Las diferentes fuerzas políticas tunecinas expresaban sus posiciones el sábado con miras a la composición de un nuevo gobierno por el islamista Ali Larayedh, nombrado Primer ministro el viernes y a quien incumbe hallar una fórmula para solucionar una profunda crisis.

El jefe del partido islamista Ennahda, Rached Ghannouchi, indicó en la noche del viernes a la agencia oficial TAP que el objetivo de las negociaciones era ampliar la actual coalición gubernamental.

Además de Ennahda, la actual coalición incluye al Congreso por la República (CPR) del presidente Moncef Marzouki y Ettakatol, ambos de centroizquierda. Ghannouchi quiere integrar también al movimiento Wafa (disidentes del CPR) y a Libertad y Dignidad (islamistas independientes).

No obstante, Ghannouchi reconoció que no se había logrado decidir por el momento quiénes ocuparán los cargos clave de ministros de Justicia, Relaciones Exteriores e Interior.

Ettakatol y el CPR condicionan su apoyo al gobierno a la designación de personalidades independientes en esas carteras.

Ali Larayedh sucede en el cargo a Hamadi Jebali, también islamista, quien dimitió a principios de semana después de haber fracasado en el intento de convencer a su propio partido de formar un gobierno de tecnócratas.

Ennahda se opone a esta iniciativa esgrimiendo que las elecciones de octubre de 2011 le dieron legitimidad para gobernar.

La vida política tunecina, que ya vivía una crisis latente desde hacía meses, está paralizada desde el asesinato del opositor de izquierda Chokri Belaid, el pasado 6 de febrero.

Después de dos semanas de silencio sobre la investigación, Larayedh anunció el jueves que sospechosos habían sido detenidos, pero no dio ninguna precisión.

Además de esta crisis, el país se enfrenta a las frustraciones sociales que habitualmente degeneran en actos violentos, ya que la situación de paro y miseria, en el centro de la revolución que expulsó del poder a Ben Ali en enero de 2011, no mejoró.

La elaboración de la Constitución también se encuentra bloqueada debido a una falta de compromiso sobre la naturaleza del futuro régimen, lo que impide organizar nuevas elecciones.

"Los asuntos de la neutralidad de los ministerios importantes y las candidaturas de miembros del nuevo gobierno todavía no se han decidido", dijo Ghannouchi, y por ahora nada se ha filtrado de las negociaciones llevadas a cabo por Larayedh, quien no se ha expresado todavía.

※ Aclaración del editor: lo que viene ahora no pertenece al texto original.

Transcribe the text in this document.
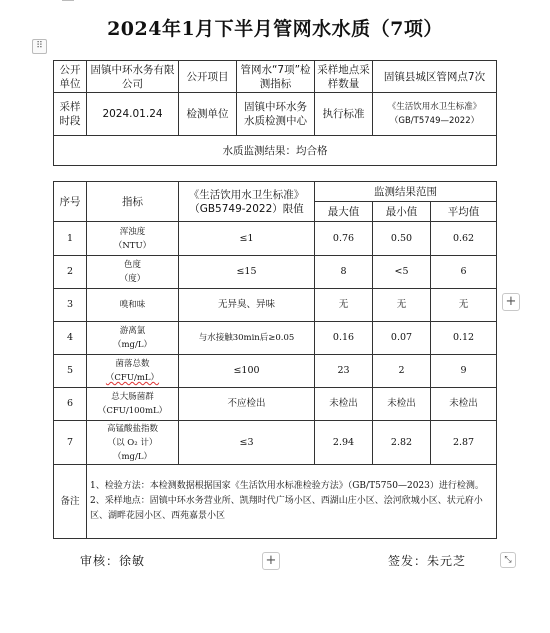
2024年1月下半月管网水水质（7项）
⠿
公开单位	固镇中环水务有限公司	公开项目	管网水“7项”检测指标	采样地点采样数量	固镇县城区管网点7次
采样时段	2024.01.24	检测单位	固镇中环水务水质检测中心	执行标准	《生活饮用水卫生标准》（GB/T5749—2022）
水质监测结果：均合格					
序号	指标	《生活饮用水卫生标准》（GB5749-2022）限值	监测结果范围		
			最大值	最小值	平均值
1	浑浊度
（NTU）	≤1	0.76	0.50	0.62
2	色度
（度）	≤15	8	<5	6
3	嗅和味	无异臭、异味	无	无	无
4	游离氯
（mg/L）	与水接触30min后≥0.05	0.16	0.07	0.12
5	菌落总数
（CFU/mL）	≤100	23	2	9
6	总大肠菌群
（CFU/100mL）	不应检出	未检出	未检出	未检出
7	高锰酸盐指数
（以 O₂ 计）
（mg/L）	≤3	2.94	2.82	2.87
备注	1、检验方法：本检测数据根据国家《生活饮用水标准检验方法》（GB/T5750—2023）进行检测。
2、采样地点：固镇中环水务营业所、凯翔时代广场小区、西湖山庄小区、浍河欣城小区、状元府小区、湖畔花园小区、西苑嘉景小区				
+
审核：徐敏	+	签发：朱元芝	⤡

Ettakatol y el CPR ha reiterado varias veces que su apoyo pasa por la independencia de sus carteras.

"Deseamos comenzar esta noche las consultas para llegar a un acuerdo final (...) respetando las promesas de neutralidad de los ministerios" más importantes, dijo el sábado a radio Mosaique FM, Imed Daimi, alto responsable del CPR.

Un responsable de Ettakatol, Mohamed Bennour expresó una posición similar.

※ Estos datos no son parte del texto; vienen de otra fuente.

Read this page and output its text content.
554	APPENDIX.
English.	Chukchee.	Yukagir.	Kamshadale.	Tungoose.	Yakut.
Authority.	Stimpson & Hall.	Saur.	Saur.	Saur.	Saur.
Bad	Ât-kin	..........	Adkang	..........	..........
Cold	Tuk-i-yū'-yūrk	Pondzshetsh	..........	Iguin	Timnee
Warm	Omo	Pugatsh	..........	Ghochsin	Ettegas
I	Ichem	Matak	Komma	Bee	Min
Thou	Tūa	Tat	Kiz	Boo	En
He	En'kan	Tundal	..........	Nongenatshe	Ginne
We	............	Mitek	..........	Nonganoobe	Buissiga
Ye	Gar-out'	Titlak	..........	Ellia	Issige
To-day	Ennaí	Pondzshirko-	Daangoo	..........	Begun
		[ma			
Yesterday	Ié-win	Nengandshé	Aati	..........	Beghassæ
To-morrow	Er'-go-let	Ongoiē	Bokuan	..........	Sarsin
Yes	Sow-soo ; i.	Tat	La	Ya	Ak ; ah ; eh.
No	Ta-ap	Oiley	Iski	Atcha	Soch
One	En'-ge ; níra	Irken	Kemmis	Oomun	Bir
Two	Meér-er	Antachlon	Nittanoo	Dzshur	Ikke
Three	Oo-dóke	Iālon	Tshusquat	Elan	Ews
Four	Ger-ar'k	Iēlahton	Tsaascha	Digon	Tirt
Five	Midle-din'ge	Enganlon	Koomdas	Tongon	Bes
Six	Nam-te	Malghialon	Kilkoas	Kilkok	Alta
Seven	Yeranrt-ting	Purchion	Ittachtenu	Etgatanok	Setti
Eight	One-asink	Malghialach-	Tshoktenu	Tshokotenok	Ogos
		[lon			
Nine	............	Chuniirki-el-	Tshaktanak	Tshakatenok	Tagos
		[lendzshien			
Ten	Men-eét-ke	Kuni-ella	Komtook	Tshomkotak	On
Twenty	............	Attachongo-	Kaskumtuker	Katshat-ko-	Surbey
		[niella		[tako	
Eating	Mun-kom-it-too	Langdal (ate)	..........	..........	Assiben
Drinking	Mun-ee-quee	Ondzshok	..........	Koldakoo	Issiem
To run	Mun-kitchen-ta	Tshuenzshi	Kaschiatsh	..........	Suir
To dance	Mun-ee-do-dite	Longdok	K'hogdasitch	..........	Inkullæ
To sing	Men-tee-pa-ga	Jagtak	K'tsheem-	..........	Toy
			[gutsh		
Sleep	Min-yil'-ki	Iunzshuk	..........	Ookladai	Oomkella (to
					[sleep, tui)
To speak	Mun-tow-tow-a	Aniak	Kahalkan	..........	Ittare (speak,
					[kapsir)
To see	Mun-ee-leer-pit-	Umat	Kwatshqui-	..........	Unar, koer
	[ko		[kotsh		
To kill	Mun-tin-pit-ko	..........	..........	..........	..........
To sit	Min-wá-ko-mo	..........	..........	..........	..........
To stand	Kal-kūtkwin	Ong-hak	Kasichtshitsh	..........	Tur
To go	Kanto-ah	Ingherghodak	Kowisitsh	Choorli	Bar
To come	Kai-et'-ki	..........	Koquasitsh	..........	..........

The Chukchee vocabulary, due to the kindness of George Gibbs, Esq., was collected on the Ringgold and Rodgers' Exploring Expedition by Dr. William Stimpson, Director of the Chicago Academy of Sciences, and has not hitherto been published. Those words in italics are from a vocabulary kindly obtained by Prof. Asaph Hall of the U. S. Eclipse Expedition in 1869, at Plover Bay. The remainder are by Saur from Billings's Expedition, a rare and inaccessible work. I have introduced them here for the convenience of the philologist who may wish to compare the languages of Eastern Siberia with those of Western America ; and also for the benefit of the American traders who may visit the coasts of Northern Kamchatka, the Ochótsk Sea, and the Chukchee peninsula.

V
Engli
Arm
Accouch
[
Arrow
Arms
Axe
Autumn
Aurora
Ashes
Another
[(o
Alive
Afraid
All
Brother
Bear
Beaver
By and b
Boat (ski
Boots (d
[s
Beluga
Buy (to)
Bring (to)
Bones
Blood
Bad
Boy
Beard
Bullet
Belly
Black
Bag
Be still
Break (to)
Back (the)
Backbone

Larayedh, que prometió el viernes formar un gobierno para "todos los tunecinos y tunecinas", tendrá que conciliar las posiciones de los duros de su partido --poco inclinado a ceder poder--, los socios actuales, y tratar de satisfacer las demandas de la oposición laica.

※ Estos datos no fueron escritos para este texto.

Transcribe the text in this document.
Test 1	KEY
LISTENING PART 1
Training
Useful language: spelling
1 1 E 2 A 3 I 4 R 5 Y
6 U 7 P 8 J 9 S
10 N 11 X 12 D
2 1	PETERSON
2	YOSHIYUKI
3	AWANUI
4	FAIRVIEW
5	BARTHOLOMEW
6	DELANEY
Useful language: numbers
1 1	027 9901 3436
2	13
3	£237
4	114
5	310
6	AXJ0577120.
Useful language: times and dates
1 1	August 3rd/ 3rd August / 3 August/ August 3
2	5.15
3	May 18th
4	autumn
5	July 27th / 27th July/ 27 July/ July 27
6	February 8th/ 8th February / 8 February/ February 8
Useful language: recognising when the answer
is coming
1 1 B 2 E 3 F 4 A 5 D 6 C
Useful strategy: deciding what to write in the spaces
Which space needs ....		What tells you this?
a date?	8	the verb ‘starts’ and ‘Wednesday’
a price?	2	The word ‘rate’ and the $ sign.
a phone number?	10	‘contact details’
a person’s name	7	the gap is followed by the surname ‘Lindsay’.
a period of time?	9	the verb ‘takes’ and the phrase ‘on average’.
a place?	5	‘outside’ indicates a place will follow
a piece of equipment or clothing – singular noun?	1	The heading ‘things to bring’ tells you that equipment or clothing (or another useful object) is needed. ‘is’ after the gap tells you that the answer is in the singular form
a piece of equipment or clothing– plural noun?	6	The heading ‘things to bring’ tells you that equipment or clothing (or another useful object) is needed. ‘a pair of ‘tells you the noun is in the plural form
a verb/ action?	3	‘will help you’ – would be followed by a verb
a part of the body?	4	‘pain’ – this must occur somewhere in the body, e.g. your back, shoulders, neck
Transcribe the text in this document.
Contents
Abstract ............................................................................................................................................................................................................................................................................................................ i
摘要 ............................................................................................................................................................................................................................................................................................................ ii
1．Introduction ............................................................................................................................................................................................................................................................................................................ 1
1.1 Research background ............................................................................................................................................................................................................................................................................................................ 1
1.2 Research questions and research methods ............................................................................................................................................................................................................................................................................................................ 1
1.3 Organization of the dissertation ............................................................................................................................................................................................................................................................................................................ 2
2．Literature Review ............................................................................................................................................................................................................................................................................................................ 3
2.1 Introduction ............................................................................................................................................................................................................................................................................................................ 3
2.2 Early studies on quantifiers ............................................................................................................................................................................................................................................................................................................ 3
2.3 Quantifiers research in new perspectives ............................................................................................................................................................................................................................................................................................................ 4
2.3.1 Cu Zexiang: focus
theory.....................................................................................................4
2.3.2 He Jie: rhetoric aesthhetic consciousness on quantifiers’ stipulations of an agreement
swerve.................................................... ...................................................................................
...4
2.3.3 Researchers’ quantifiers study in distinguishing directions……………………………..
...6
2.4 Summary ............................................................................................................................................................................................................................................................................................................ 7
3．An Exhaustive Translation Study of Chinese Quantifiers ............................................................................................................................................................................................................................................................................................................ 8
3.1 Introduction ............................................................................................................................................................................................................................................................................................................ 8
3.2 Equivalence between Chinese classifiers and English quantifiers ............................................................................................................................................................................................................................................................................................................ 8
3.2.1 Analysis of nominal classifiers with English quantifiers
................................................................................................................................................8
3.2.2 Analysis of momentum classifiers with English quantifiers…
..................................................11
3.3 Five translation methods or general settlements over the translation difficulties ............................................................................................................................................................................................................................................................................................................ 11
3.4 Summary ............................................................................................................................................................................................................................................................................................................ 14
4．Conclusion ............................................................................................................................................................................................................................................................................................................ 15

Pues si la crisis actual desestabiliza a Túnez desde hace cerca de tres semanas, la vida política está casi paralizada desde hace meses a falta de consenso en la Asamblea de nacional constituyente sobre la futura Constitución, que sigue siendo redactada desde hace 16 meses. Este asunto bloquea también la celebración de elecciones.